Q: Figure 8 is insightful. Please consider having a dedicated section in the Appendix.
Thank you for your suggestion; we will dedicate an entire section to discussing the cost, as recommended, including analyses of HumanEval, MBPP, vanilla Self-Debugging, and Self-Planning. We choose APPS as an example due to its challenging nature for LLMs.
Q: This analysis makes sense. Sorry for the confusion, I think the actual question should be how LPW solves problems that LPW-V can't solve. Such case analysis will demonstrate how the self-verification technique improves a farfetched initial plan into a more reasonable one, making the code generation process, and thus the debugging process, easier. Please consider having a dedicated section in the Appendix for this analysis.
A: Thank you for clarifying your question, and we apologize for the misunderstanding. An example can be found in the 120th problem of HumanEval, illustrated in Figure 5. LPW successfully solves this problem as plan verification confirms that the return array must be in ascending order, based on the visible tests. This plan verification effectively guides the debugging step to refine the code correctly. Without plan verification (LPW-V), the unverified plan merely guides the code to return the first K elements, leading to failure. As suggested, we will dedicate an entire section to discussing how self-verification influences the whole pipeline.

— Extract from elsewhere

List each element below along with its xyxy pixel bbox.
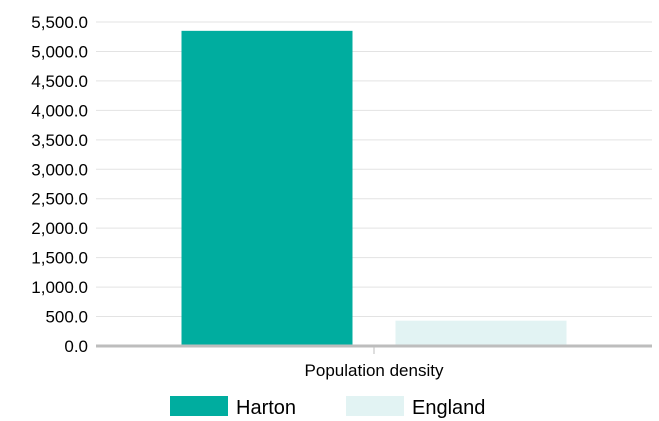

Thank the authors for the response. Please let me know after you update the paper, I will raise my scores accordingly.
We have updated our manuscript based on your suggestions and sincerely thank you once again for your constructive feedback.
Thanks, I have raised my soundness, contribution, and overall ratings accordingly.
We sincerely appreciate the constructive feedback provided by the reviewers, and we have incorporated their suggestions into the revised manuscript. All updates are highlighted in blue.
The modifications include:
- Change the discussion on the inspiration behind LPW (Lines 97–99).
- Update the results in Tables 1 and 2 to include standard deviations.
- Move LPW-V into the ablation study in the main text, adding the corresponding description (Lines 428–474).
- Summarize the cost-performance analysis on Lines 384–386 with a reference to the detailed discussion in Appendix A.8.
- Provide a detailed cost-performance analysis in Appendix A.8.
- Include a discussion on limitations in Appendix A.9.
- Supplement the relationship between plan and plan verification on Lines 996–999 and 1006–1008.
- Relocate the performance analysis across different difficulty levels from the main text to Appendix A.4 to save space (Lines 916-933).
I have read and agree with the venue's withdrawal policy on behalf of myself and my co-authors.